Но Ольгуца уже не слушала его. Она что-то высматривала, глядя в сад из окна.
Дэнуц вздохнул... Ему многое хотелось сказать Ольгуце - перед отъездом. Сказать, например, что, если тебе отрубят голову, ты умрешь не весь. Умрет голова: что правда, то правда. Умрет тело: и это правда. Но есть ведь и нечто другое: котомка Ивана. Она не может умереть, потому что она и не живет: у нее нет ни тела, ни головы. Она возникает, "если закроешь глаза". Когда ты мертв, глаза у тебя закрыты. Значит, котомка Ивана остается на своем месте. И, значит, Дэнуц не может умереть, потому что, хотя котомка Ивана и принадлежит Дэнуцу, он сам тоже имеет к ней некоторое отношение. Когда он закрывает глаза, он может думать о себе, как о другом человеке. И Ольгуца находится в котомке Ивана. Все они находятся там. Значит, если умрет Дэнуц, останется котомка Ивана. Пока Дэнуц жив, котомка принадлежит ему. А кто возьмет ее, когда Дэнуц умрет? Бог... Если Богу будет угодно, он дунет в котомку Ивана, и все те, что находятся внутри, тут же воскреснут; и Дэнуц вместе со всеми... Да только вот тогда у Дэнуца уже не будет котомки. Она будет принадлежать Богу. А все те, которые были в котомке, перейдут к Дэнуцу, потому что он принес их Богу в своей котомке. И тогда Дэнуц станет хозяином извне, так же как сейчас он хозяин изнутри...
Но что поделаешь, если Ольгуца не хочет его слушать!
- Где патроны? - вдруг спросила Ольгуца, снимая со стены ружье.
- Что ты собираешься делать?
- Не приставай! Давай сюда патроны!
Крадучись, она подошла к окну и осторожно открыла его. Осенняя мгла наполнила собой комнату... Мокрая от дождя ворона раскачивалась на ветке. Ольгуца прицелилась.
- Оставь ее, не трогай!
Ольгуца обернулась, не меняя положения ружья, и смерила взглядом Дэнуца.

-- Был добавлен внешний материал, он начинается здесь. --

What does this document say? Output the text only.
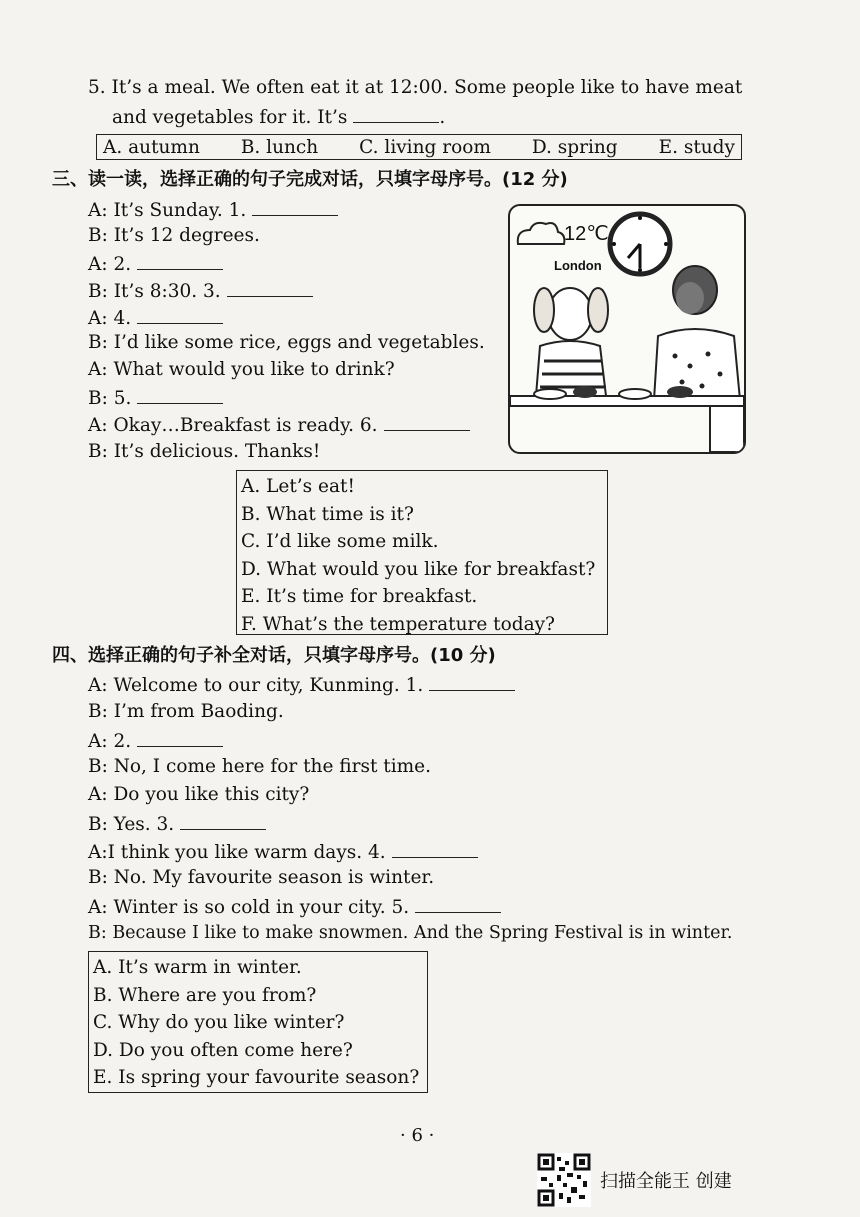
5. It’s a meal. We often eat it at 12:00. Some people like to have meat
and vegetables for it. It’s	.
A. autumn B. lunch C. living room D. spring E. study
三、读一读，选择正确的句子完成对话，只填字母序号。(12 分)
A: It’s Sunday. 1.
B: It’s 12 degrees.
A: 2.
B: It’s 8:30. 3.
A: 4.
B: I’d like some rice, eggs and vegetables.
A: What would you like to drink?
B: 5.
A: Okay…Breakfast is ready. 6.
B: It’s delicious. Thanks!
12℃
London
A. Let’s eat!
B. What time is it?
C. I’d like some milk.
D. What would you like for breakfast?
E. It’s time for breakfast.
F. What’s the temperature today?
四、选择正确的句子补全对话，只填字母序号。(10 分)
A: Welcome to our city, Kunming. 1.
B: I’m from Baoding.
A: 2.
B: No, I come here for the first time.
A: Do you like this city?
B: Yes. 3.
A:I think you like warm days. 4.
B: No. My favourite season is winter.
A: Winter is so cold in your city. 5.
B: Because I like to make snowmen. And the Spring Festival is in winter.
A. It’s warm in winter.
B. Where are you from?
C. Why do you like winter?
D. Do you often come here?
E. Is spring your favourite season?
· 6 ·
扫描全能王 创建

Это был взгляд карточного игрока, адресованный тому, кто в разгар игры, стоя у него за спиной, осмеливается подавать советы. Потом она отвернулась, снова прицелилась и выстрелила. Ворона упала на землю. В саду поднялся переполох, черная туча взметнулась к небу, тревожный крик множества птиц заглушил остальные звуки.
Ольгуца снова зарядила ружье.
- Тебе что, ворон жалко? Я выстрелила ей в голову: хотела увидеть, может она жить без головы... как ты, или нет!
- Мне их не жалко! - солгал Дэнуц, заливаясь краской. - Я думал, ты собираешься подстрелить воробья.
- Видел, какой выстрел?
- Да.
- Вот она! - встрепенулась Ольгуца, вскидывая ружье.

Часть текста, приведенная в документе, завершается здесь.